Ensuring we deliver sustainable NHS services in the future

You will have seen lots of media coverage over recent months about the financial challenges the NHS is facing, as it looks to change the way it oversees and delivers services in the future and stay within the budgets it has available. 

This includes national announcements about how the national body that oversees the delivery of NHS services, NHS England, will be merging with the Department of Health and Social Care to reduce management oversight costs and ensure that money is prioritised for care delivery. 

The Trust, like all NHS organisations, is also facing the challenges of living within the budgets we have and is having to look locally at whether we are making the very best of every £1 we spend.

Like everyone at home, we are struggling with the increasing costs of things like energy, food and increased national insurance contributions, and it has been increasingly difficult to pay for everything within the £190m budget we have each year.

We have done significant work already to look at how efficiently and effectively we are using our budgets and have already identified significant savings we could make to be as productive as possible and prioritise spend on direct patient care.

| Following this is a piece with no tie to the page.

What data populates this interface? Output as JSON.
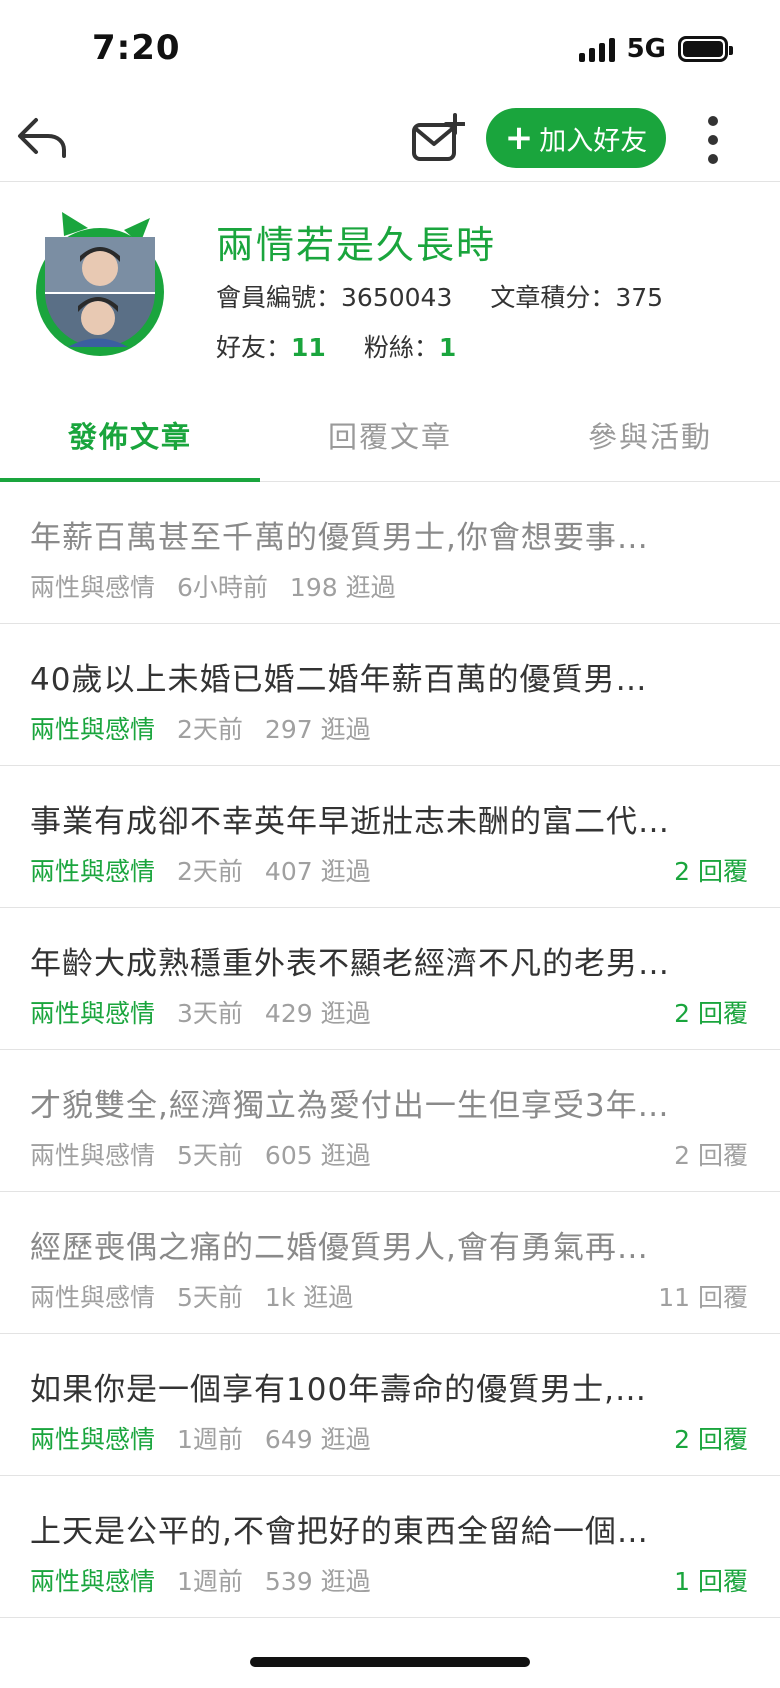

What we do know, however, is there is more we need to do to ensure we don’t end with a deficit in March 2026.

More work has already started to look at every inch of how we deliver our services, including at how productive we are being, our spend on supporting services versus direct care delivery and are we getting the best value for money for the things we buy and contract out.

We know this is going to involve some very difficult decisions and that we are going to have to work differently in the future, and we’ll be talking lots more in the coming months on what type of ways we may have to change.

Please be assured, however, that our underlying principle will continue to be that our patients and carers are at the heart of decision making and we will be trying as far as possible to look at costs that are furthest away from patient care first.

We will also have robust processes in place to ensure we look carefully at the impact through various lenses, including patient safety, quality and patient experience and any unintended consequences on any particular group of our community.

This will be a very challenging time and we ask that you bear with us while we undertake this work in more detail to be able to explain more on what this might mean. We will update again as soon as we are able.